Understanding Option Delta

Delta (Δ) is one of the most important “Greeks,” measuring the rate of change of the option’s price with respect to a change in the underlying asset’s price. It represents the option’s price sensitivity to the underlying and is a key metric for hedging.

Delta in the Binomial Tree

In the context of a binomial tree, the delta at any given node (i, j) is calculated by taking the difference in the option’s value in the two possible subsequent nodes (up and down) and dividing it by the difference in the underlying asset’s price at those same nodes.

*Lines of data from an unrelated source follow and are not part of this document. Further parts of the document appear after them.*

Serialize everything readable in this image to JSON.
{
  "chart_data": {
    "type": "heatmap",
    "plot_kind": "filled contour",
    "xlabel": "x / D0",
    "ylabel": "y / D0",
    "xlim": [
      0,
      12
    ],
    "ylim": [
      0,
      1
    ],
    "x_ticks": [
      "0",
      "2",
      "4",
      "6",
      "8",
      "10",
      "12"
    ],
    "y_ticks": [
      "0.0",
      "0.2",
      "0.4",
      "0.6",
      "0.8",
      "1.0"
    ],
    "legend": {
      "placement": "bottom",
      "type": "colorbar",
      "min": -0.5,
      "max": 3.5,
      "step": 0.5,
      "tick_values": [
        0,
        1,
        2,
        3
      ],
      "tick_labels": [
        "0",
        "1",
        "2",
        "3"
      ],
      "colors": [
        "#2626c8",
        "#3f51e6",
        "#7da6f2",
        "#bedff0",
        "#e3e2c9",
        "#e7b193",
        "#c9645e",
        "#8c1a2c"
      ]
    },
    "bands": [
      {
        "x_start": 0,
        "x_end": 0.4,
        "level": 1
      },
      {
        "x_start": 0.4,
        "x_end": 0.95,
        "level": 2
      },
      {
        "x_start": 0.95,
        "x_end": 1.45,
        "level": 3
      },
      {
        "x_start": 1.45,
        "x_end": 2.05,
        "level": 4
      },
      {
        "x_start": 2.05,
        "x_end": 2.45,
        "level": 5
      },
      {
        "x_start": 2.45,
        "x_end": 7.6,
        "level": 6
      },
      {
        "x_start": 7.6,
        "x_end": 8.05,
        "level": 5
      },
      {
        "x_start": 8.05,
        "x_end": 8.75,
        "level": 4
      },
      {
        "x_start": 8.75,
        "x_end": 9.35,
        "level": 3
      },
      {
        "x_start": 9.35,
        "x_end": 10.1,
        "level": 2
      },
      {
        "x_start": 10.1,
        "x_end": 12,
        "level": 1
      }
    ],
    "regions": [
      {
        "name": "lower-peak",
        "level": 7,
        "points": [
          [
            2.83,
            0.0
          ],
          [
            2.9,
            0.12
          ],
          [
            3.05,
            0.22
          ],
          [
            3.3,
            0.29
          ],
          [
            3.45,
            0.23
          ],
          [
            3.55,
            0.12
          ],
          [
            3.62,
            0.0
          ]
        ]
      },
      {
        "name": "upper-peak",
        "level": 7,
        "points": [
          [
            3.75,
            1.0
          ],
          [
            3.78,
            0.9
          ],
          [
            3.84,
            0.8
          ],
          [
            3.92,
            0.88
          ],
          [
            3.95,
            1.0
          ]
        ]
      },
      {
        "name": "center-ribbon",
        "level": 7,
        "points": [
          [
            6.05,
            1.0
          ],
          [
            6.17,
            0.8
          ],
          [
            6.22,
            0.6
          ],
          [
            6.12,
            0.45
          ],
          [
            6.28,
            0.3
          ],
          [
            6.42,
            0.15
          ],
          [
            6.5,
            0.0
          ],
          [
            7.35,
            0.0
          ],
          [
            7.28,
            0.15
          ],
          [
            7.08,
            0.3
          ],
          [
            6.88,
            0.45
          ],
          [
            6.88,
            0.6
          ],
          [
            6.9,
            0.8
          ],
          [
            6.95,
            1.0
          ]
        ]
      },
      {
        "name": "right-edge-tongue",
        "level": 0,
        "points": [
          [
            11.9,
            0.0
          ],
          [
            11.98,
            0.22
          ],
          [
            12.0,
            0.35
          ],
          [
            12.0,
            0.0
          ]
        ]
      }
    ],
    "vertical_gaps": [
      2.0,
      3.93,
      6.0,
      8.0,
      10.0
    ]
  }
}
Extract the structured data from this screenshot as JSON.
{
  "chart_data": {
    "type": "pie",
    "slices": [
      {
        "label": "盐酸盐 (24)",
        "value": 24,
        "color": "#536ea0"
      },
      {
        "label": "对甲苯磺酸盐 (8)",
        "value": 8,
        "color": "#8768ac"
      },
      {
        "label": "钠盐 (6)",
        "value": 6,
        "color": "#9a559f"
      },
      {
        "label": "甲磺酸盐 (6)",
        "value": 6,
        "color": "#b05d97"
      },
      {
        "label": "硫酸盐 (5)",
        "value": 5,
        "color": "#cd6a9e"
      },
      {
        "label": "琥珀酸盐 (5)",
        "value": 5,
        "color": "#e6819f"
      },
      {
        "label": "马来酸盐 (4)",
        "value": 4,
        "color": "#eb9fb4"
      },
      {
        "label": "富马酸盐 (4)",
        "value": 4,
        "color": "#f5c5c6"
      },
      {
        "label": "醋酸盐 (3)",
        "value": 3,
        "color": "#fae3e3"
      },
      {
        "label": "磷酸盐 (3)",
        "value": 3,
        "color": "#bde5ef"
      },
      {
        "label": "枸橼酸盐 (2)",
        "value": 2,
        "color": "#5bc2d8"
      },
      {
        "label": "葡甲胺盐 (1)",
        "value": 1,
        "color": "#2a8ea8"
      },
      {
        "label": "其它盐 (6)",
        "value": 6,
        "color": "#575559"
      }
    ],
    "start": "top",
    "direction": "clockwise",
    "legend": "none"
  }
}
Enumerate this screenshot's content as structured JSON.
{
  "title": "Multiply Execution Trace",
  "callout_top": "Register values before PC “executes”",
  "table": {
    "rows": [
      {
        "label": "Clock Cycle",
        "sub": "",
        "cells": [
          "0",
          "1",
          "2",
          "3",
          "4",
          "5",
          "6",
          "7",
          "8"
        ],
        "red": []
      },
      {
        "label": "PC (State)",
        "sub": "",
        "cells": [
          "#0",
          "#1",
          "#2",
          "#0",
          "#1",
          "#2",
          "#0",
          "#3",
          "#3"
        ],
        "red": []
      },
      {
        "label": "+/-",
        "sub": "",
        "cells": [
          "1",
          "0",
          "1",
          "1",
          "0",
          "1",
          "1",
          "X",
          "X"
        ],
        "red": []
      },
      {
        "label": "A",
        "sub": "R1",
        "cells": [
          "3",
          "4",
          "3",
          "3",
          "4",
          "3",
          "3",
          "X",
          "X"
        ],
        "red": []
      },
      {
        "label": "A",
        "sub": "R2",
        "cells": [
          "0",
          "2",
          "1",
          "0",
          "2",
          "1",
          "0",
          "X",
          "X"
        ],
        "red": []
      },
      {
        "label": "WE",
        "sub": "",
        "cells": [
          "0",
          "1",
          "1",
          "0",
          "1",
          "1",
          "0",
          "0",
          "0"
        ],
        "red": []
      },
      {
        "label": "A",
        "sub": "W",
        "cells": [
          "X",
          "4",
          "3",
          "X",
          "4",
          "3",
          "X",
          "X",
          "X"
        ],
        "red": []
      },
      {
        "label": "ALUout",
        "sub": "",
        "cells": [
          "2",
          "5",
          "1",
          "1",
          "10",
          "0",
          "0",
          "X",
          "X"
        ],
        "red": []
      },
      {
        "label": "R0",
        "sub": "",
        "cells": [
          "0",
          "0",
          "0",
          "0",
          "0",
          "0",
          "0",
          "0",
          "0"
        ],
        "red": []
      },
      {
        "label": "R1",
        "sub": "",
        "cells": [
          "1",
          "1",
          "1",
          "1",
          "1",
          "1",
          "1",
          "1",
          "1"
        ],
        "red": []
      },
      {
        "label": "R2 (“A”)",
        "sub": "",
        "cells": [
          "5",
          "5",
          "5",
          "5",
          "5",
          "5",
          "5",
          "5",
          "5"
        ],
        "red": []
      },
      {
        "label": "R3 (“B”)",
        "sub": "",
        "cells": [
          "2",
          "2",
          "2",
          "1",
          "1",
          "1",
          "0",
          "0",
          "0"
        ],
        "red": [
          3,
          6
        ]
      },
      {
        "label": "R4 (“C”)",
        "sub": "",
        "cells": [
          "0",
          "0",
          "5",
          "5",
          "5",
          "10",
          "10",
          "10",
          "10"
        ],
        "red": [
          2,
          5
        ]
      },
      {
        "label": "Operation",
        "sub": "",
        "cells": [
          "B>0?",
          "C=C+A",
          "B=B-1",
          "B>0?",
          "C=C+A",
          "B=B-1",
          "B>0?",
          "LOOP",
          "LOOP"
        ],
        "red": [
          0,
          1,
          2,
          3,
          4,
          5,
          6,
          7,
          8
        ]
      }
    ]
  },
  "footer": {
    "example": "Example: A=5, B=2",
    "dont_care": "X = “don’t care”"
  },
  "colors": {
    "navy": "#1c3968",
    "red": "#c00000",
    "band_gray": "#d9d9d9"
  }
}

The formula at node (i, j) is:

\[ \Delta_{i,j} = \frac{f_{i+1, j+1} - f_{i+1, j}}{S_{i+1, j+1} - S_{i+1, j}} \]

Where:
- \(f_{i+1, j+1}\) is the option value at the subsequent up node.
- \(f_{i+1, j}\) is the option value at the subsequent down node.
- \(S_{i+1, j+1}\) is the asset price at the subsequent up node.
- \(S_{i+1, j}\) is the asset price at the subsequent down node.

You can observe this calculation in the tooltip for any non-terminal node in the interactive tree above.

Why Delta Changes

Delta is not a constant value; it changes with both the underlying asset’s price and time to expiry.

  • For a call option, the delta will range from 0 to 1. When the option is deep out-of-the-money, its price is not very sensitive to changes in the underlying, so delta is close to 0. As the option becomes at-the-money and then in-the-money, its price moves more in lockstep with the underlying, and delta approaches 1.
  • For a put option, the delta ranges from -1 to 0, reflecting the inverse relationship between the put option’s price and the underlying asset’s price.

This dynamic nature is why delta hedging strategies require constant rebalancing. The binomial tree provides an intuitive visualization of how an option’s delta can evolve over its lifetime.

Option Valuation Steps

  1. Discretize time: Choose the number of steps \(N\) and compute \(\Delta t = T/N\), then set the CRR up and down multipliers \(u\) and \(d\).
  2. Set the growth factor: Use the appropriate \(a\) definition for the underlying (stock, index, currency, or futures) so the risk-neutral drift matches carry costs or benefits.
  3. Compute the probability: Evaluate \(p = \dfrac{a-d}{u-d}\) and verify it lies in \([0,1]\); otherwise the calibration violates no-arbitrage conditions.
  4. Propagate asset prices: Build the stock price tree for all time steps. The price at any node (i, j) is given by \(S_{i,j} = S_0 u^j d^{i-j}\), where j is the number of up-steps.
  5. Apply payoffs at maturity: At step \(N\), compute the intrinsic value (call or put) at each node.
  6. Backward induction: Discount the expected continuation value \(e^{-r\Delta t}[p V_{\text{up}} + (1-p)V_{\text{down}}]\) at every earlier node, comparing it with the immediate exercise value when the option is American.
  7. Read the option price: The value at the root node \((i=0, j=0)\) is today’s option price, and the entire lattice provides exercise policies and hedge ratios along the path.